Scatter Diagrams and Correlation

Scatter Diagrams and Correlation

Scatter Diagrams

  • A scatter diagram, or scatter plot, is a type of diagram that uses coordinates to display values for two different variables from a dataset.
  • The points on the scatter diagram are marked with dots, each of which represents an individual observation.
  • The position of a dot on the horizontal and vertical axis indicates values for an individual data point.
  • Scatter diagrams can show a wide range of data on one plot and are particularly helpful in displaying large sets of data.
  • Scatter diagrams are used when variables differ, helping to find a relationship or trend between them.
  • The scattered dots can take any shape, from a vertical line to a perfect circle, each indicating a different type of correlation.

Correlation

  • Correlation is a statistical measurement of the relationship between two variables.
  • A correlation can be positive, showing that as one variable increases, so does the other.
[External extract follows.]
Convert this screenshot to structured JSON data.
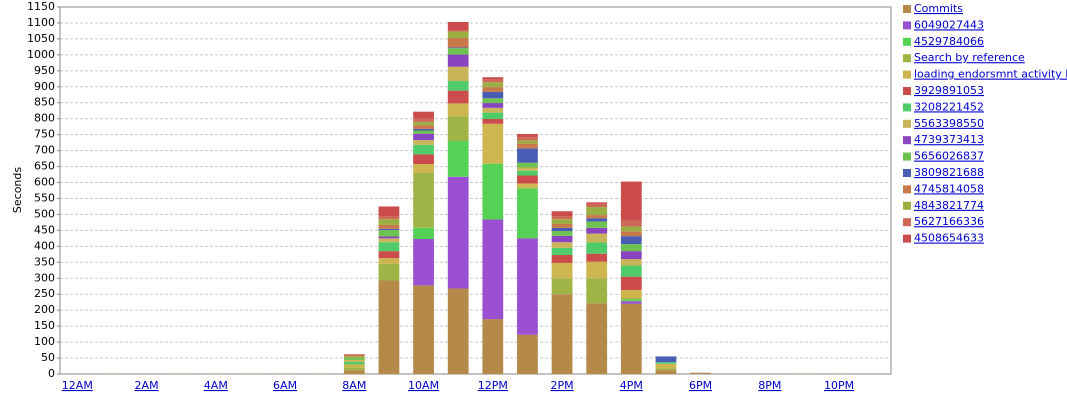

It is graphically represented as your plot points bunching up along an upward sloping line on the scatter diagram.
  • A correlation can be negative, revealing that as one variable increases, the other decreases. This is represented as your plot points bunching up along a downward sloping line.
  • A zero correlation or none indicates that there is no relationship between the variables. This will be shown on the scatter diagram by your plot points showing no discernible pattern.
  • Correlation does not imply causation. Just because two variables correlate does not mean that changes in one cause changes in the other.

Understanding Correlation

  • The correlation coefficient, often denoted by ‘r’, measures the strength and direction of the correlation.
  • Its value ranges between -1 and 1.
  • A correlation coefficient of +1 indicates a perfect positive correlation, where as one variable increases, the other does too at a fixed rate.
  • A correlation coefficient of -1 reveals a perfect negative correlation, where as one variable rises, the other falls at a fixed rate.
  • A correlation coefficient of 0 declares there is no linear correlation between the variables.
  • When analysing correlation, it’s important to remember that ‘r’ only measures linear (straight-line) relationships. Even if ‘r’ is zero, there could be a non-linear relationship.